The study also uncovered that countries who had a default policy of organ donation, such as Austria, Belgium, and France, had increased donor rates by over two million. In those countries, those who did not want to donate their organs upon death could opt out (before they died, obviously).
The countries with higher participation did so on defaults.
Defaults are important. In cases such as organ donation, they are a matter of life and death.
Defaults are what happens when a choice isn’t made.
Decision fatigue is a real thing. We cannot make all the decisions that are thrown at us in a day - it’s impossible. To prevent going crazy, we don’t spend time considering each decision, but rather allow defaults to make some decision for us.
The problem is, too many of us allow the rapidity of our hurried and harried lifestyle determine all of our defaults, which are what mainstream society suggests. (Note: Mainstream society only cares about revenue and increased sales, not you.)
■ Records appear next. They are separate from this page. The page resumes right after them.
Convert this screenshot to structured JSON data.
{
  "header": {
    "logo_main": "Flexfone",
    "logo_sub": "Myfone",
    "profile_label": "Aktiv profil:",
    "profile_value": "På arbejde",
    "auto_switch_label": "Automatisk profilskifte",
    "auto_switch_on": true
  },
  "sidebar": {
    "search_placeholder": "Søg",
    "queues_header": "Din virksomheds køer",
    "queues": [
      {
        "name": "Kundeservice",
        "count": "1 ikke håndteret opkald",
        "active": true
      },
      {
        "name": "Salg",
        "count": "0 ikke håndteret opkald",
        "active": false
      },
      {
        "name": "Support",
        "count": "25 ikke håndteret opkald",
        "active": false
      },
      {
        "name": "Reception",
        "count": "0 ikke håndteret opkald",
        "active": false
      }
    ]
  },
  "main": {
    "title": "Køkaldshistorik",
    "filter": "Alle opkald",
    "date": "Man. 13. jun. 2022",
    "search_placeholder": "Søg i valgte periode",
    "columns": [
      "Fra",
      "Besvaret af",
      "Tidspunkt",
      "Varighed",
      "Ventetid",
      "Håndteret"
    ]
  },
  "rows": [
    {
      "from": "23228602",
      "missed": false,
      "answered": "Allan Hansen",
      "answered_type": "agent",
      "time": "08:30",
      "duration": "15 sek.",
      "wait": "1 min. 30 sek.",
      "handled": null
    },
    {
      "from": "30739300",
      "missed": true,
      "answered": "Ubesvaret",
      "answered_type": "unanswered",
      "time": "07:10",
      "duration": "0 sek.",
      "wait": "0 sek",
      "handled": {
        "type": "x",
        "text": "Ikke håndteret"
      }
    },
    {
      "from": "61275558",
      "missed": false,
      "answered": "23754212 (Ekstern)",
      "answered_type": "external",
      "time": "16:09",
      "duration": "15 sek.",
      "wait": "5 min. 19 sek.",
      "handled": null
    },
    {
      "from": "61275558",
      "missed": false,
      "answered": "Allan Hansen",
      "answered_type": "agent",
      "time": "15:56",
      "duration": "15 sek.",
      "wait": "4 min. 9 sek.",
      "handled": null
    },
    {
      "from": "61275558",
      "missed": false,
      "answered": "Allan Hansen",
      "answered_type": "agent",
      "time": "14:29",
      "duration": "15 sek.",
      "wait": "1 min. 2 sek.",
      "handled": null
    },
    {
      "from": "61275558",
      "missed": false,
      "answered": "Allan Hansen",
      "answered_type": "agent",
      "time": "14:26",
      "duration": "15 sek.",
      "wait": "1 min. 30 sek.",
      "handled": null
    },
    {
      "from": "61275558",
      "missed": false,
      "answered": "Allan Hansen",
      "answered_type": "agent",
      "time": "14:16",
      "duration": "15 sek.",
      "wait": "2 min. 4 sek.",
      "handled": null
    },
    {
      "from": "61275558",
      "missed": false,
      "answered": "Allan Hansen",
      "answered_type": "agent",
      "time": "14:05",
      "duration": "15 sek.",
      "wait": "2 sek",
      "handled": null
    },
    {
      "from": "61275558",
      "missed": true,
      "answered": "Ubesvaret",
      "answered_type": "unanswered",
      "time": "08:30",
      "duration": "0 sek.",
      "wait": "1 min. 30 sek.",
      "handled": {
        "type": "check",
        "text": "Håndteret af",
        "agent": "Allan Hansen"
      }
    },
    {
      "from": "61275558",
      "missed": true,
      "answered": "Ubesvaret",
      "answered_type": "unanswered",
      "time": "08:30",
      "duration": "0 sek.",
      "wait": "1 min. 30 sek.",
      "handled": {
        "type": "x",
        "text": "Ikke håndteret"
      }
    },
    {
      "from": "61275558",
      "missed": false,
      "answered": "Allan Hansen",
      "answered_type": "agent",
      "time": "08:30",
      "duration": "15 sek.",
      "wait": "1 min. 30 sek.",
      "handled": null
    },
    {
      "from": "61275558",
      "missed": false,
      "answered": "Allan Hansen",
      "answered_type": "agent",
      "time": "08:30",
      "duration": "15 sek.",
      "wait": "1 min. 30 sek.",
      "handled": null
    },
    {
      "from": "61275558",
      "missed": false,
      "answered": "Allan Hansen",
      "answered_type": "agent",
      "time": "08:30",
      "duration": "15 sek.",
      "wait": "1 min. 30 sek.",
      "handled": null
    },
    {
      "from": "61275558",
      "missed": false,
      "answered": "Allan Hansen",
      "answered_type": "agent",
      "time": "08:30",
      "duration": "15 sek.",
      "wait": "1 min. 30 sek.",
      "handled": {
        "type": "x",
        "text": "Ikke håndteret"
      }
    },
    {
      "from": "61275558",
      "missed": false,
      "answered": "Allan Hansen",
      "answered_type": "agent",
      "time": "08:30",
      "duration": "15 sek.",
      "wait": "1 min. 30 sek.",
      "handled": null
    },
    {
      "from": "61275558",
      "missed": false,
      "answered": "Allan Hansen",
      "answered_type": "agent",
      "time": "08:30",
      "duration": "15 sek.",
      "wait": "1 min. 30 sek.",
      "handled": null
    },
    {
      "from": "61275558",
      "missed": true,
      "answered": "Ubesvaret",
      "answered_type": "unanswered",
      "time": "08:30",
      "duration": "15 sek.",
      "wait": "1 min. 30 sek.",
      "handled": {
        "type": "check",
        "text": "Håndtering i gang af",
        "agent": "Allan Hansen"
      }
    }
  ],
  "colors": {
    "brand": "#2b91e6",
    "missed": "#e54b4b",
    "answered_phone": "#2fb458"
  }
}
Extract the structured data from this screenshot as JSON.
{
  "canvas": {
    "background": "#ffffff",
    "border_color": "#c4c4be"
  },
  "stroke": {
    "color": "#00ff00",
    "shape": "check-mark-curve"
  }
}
Because we do not take time to hone our internalized moral perspective - our personal values - we don’t create personal defaults and we allow ourselves to become assimilated as a society skimmer.
Society skimmers skim over the top of life. Flying by the seat of their pants. Reactive rather than proactive. Experience a lot of surface emotions and rarely make time to dive deep.
Without a deep dive on a fairly consistent basis, we can never expect to avoid crises.
Without deliberate mooring of our personal values, our defaults will be whatever others suggest.
There’s no strategy.
There’s no intentional forward movement.
There’s no clear vision of who you are in the future.
Since World War II, the machine we call public relations has been pumping out advertisements with the single intention of convincing us that our wants are really needs.
And it’s working.
On an average day, we see upwards of 4,000 ads. We can’t make a decision on each one, and we are often fatigued, so instead of taking time to determine our defaults, we let society set them for us.
Leadership is no different. Leaders are presented with an average of 35,000 decisions a day. This is in addition to the ads and personal decisions.
Leader, if you feel tired, it’s for good reason.
Because we have so much leaning on our decisions, we too often let defaults make decisions for us.
Defaults are necessary for survival. However, societal defaults can never be good all the time.
Good defaults coincide with personal values.
Leaders who do not make time to set personal defaults driven by internal values will always be in a crisis.
What’s the crisis? Making poor decisions.
Take a look at this logic backed by research (https://www.psycom.net/cognitive-dissonance).
If society matches your personal values, then not taking time to formulate your own defaults isn’t an issue.
However, I venture to guess that very few of us completely agree with society in every aspect.
Statistically, each of us differs from societal norms on at least a few things.
If you differ from society and yet you allow societal defaults to make decisions for you, you are welcoming cognitive dissonance.
Cognitive dissonance creates anxiety, discomfort, and stress.
Like we need more of that in our lives.
If enough cognitive dissonance builds up we become worse at decision-making.
So, because we are tired of making decisions, we let society’s defaults make decisions for us; these decisions don’t always match our personal values and cognitive dissonance compounds. As the dissonance grows, we make worse decisions.
Ironic, isn’t it?
To avoid the crisis of becoming consistently bad decision-makers, we must:
Know our personal values
Set defaults based on personal values
By the way, cognitive dissonance not only causes conflict and confusion internally, but also negatively affects our relationships.
We cannot be WITH when experiencing cognitive dissonance.
While we may perceive it's easier to go with the suggested default, in the long run it's the first bad decision that promises more bad decisions.